De strijd tegen de vrijzinnigen is in de Hervormde Kerk tot op de dag vandaag gebleven. Dr. Bos was voor zijn emeritaat predikant in het Zeeuwse Serooskerke. In de classis Zierikzee waartoe Serooskerke behoort, is ook ds. Klaas Hendrikse werkzaam die als „atheïstisch” predikant veel ophef veroorzaakte met zijn publicatie ”Geloven in een God die niet bestaat”.
Dr. Bos heeft gemengde gevoelens bij de plotselinge roep om tucht tegen ds.
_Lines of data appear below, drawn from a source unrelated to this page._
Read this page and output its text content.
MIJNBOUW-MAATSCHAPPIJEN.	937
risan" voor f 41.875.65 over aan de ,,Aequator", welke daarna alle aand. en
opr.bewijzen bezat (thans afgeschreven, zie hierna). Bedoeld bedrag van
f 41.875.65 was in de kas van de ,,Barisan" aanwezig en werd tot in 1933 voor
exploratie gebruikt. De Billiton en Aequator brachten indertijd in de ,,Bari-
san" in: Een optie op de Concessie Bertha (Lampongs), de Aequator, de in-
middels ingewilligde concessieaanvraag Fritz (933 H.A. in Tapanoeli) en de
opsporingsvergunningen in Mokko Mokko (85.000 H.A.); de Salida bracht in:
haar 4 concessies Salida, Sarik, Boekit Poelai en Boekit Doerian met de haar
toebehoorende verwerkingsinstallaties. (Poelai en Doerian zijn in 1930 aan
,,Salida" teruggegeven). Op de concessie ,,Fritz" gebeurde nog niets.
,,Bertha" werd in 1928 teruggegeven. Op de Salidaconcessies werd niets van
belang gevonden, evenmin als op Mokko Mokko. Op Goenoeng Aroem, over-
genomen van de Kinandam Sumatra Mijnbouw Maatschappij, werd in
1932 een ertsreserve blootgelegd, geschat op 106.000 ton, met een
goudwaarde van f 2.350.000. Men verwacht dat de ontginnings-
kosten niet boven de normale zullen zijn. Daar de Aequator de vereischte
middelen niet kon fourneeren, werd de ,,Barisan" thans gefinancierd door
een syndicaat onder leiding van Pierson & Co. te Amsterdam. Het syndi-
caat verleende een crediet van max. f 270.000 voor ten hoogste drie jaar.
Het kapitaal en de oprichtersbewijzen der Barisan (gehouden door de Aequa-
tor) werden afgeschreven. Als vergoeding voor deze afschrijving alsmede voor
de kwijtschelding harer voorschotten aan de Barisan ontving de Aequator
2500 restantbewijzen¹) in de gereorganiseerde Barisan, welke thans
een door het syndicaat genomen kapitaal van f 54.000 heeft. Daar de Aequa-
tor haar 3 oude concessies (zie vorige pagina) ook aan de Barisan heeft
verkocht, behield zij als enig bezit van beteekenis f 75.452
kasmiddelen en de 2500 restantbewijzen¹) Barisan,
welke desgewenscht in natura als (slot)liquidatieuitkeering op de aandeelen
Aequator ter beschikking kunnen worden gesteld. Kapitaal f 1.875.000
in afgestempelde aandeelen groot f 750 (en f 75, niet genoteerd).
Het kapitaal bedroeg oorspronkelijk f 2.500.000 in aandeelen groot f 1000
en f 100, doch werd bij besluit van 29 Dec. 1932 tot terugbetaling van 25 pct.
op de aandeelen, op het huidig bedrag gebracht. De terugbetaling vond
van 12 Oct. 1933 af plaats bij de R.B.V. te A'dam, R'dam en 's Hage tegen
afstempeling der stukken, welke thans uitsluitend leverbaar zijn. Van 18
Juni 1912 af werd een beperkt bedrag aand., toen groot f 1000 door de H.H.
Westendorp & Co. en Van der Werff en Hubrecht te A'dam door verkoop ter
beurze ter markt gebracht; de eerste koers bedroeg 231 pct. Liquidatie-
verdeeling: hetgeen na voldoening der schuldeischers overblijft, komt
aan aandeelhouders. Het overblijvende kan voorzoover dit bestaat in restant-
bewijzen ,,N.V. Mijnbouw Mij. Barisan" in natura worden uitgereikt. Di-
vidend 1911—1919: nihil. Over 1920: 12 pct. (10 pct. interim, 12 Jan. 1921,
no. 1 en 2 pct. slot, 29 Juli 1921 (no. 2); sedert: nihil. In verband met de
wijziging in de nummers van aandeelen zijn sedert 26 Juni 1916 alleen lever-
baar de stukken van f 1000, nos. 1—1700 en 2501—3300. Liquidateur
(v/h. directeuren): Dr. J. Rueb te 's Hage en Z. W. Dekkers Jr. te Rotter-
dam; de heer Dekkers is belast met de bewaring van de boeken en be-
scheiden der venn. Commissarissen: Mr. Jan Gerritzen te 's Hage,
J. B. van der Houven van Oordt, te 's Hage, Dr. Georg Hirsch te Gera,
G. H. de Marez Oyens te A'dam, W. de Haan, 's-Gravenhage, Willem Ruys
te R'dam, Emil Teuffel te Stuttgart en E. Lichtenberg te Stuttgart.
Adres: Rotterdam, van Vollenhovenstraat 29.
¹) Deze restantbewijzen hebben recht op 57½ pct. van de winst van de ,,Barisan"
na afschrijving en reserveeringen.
Hendrikse. „Hij werkte al zo’n 25 jaar in deze classis en niet één predikant of kerkenraadslid heeft ooit een klacht ingediend. De tucht is in de Hervormde Kerk nooit uitgeoefend, dat is het probleem. Ds. Hendrikse is niet de enige vrijzinnige dominee, de kerk krioelt van de hele of halve vrijzinnigen.”
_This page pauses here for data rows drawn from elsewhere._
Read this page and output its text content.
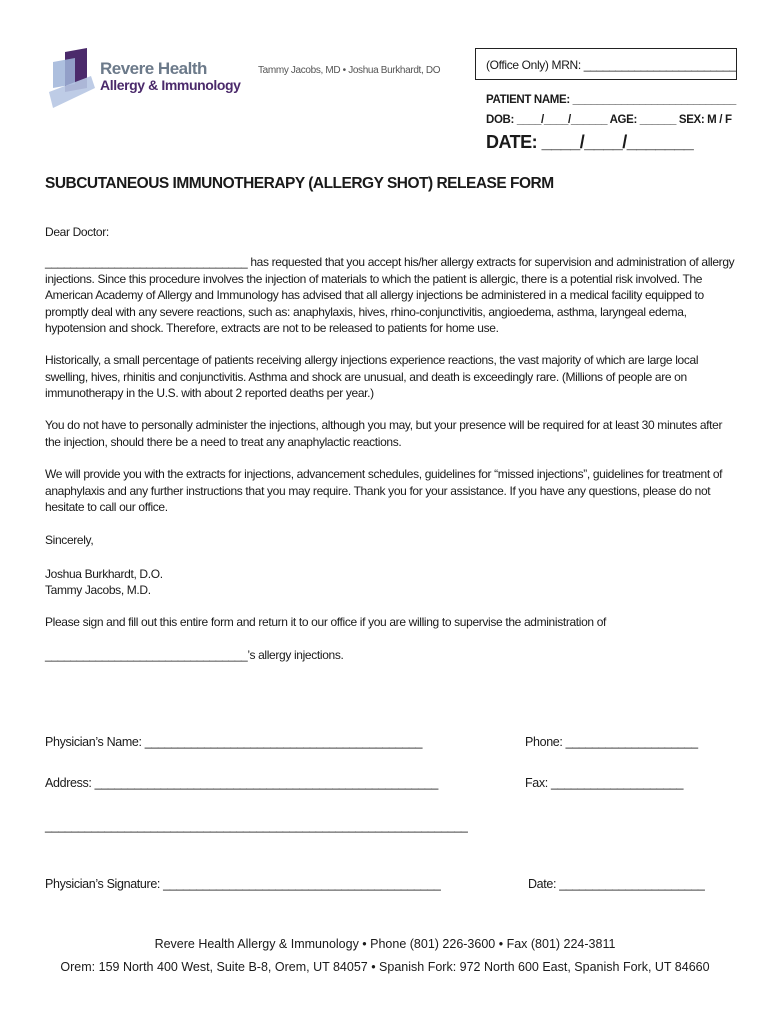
Revere Health
Allergy & Immunology
Tammy Jacobs, MD • Joshua Burkhardt, DO	(Office Only) MRN: ________________________
PATIENT NAME: ___________________________
DOB: ____/____/______ AGE: ______ SEX: M / F
DATE: ____/____/_______
SUBCUTANEOUS IMMUNOTHERAPY (ALLERGY SHOT) RELEASE FORM
Dear Doctor:

________________________________ has requested that you accept his/her allergy extracts for supervision and administration of allergy injections. Since this procedure involves the injection of materials to which the patient is allergic, there is a potential risk involved. The American Academy of Allergy and Immunology has advised that all allergy injections be administered in a medical facility equipped to promptly deal with any severe reactions, such as: anaphylaxis, hives, rhino-conjunctivitis, angioedema, asthma, laryngeal edema, hypotension and shock. Therefore, extracts are not to be released to patients for home use.

Historically, a small percentage of patients receiving allergy injections experience reactions, the vast majority of which are large local swelling, hives, rhinitis and conjunctivitis. Asthma and shock are unusual, and death is exceedingly rare. (Millions of people are on immunotherapy in the U.S. with about 2 reported deaths per year.)

You do not have to personally administer the injections, although you may, but your presence will be required for at least 30 minutes after the injection, should there be a need to treat any anaphylactic reactions.

We will provide you with the extracts for injections, advancement schedules, guidelines for “missed injections”, guidelines for treatment of anaphylaxis and any further instructions that you may require. Thank you for your assistance. If you have any questions, please do not hesitate to call our office.

Sincerely,
Joshua Burkhardt, D.O.
Tammy Jacobs, M.D.
Please sign and fill out this entire form and return it to our office if you are willing to supervise the administration of
________________________________’s allergy injections.
Physician’s Name: __________________________________________	Phone: ____________________
Address: ____________________________________________________	Fax: ____________________
________________________________________________________________
Physician’s Signature: __________________________________________	Date: ______________________
Revere Health Allergy & Immunology • Phone (801) 226-3600 • Fax (801) 224-3811
Orem: 159 North 400 West, Suite B-8, Orem, UT 84057 • Spanish Fork: 972 North 600 East, Spanish Fork, UT 84660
Hoedemaker wilde het verval in de kerk tegengaan door actie van kerkenraden – niet door organisatie van gelijkgezinden, zeker niet door actiegroepen. Dr. Bos ziet hierin een les voor het heden. „God heeft geduld met mensen. Dat betekent niet dat we als kerk maar wat kunnen aanrommelen. Maar God heeft niets aan ons, het is door Zijn Geest dat Zijn werk plaatsheeft. Laat God het doen, als wij maar bereid zijn om te luisteren.”
Dr. Bos ziet de actualiteit van Hoedemaker in het belijden van een ongedeelde kerk, die nauw verbonden is met de Nederlandse geschiedenis. Hoedemaker staat bekend vanwege zijn leus ”Heel de kerk, heel het volk”. „Die uitdrukking is misschien gedateerd, maar blijvend is dat de kerk in historisch opzicht alles te maken heeft met ons volk. Het is verschrikkelijk dom geweest om de naam hervormd op te geven. Dat zouden Shell en Philips toch ook niet gedaan hebben? De leus van Hoedemaker betekent dat we het houden bij Jan Rap en zijn maat, zoals Kuyper verachtelijk over de Hervormde Kerk sprak. Eruit stappen doe je niet. Als hervormde word je er misschien uitgegooid, maar dan is het vroeg genoeg. Hoedemaker zou op zo’n moment zeggen: Ik maak een afdakje op de stoep en ik wacht net zo lang totdat ik weer in het gebouw mag komen. Maar je loopt niet weg, want dan onttrek je je ook aan de schuld van de kerk.”
Dit is het slotdeel van een drieluik over de hervormde theoloog dr. Ph. J. Hoedemaker, die een eeuw geleden overleed.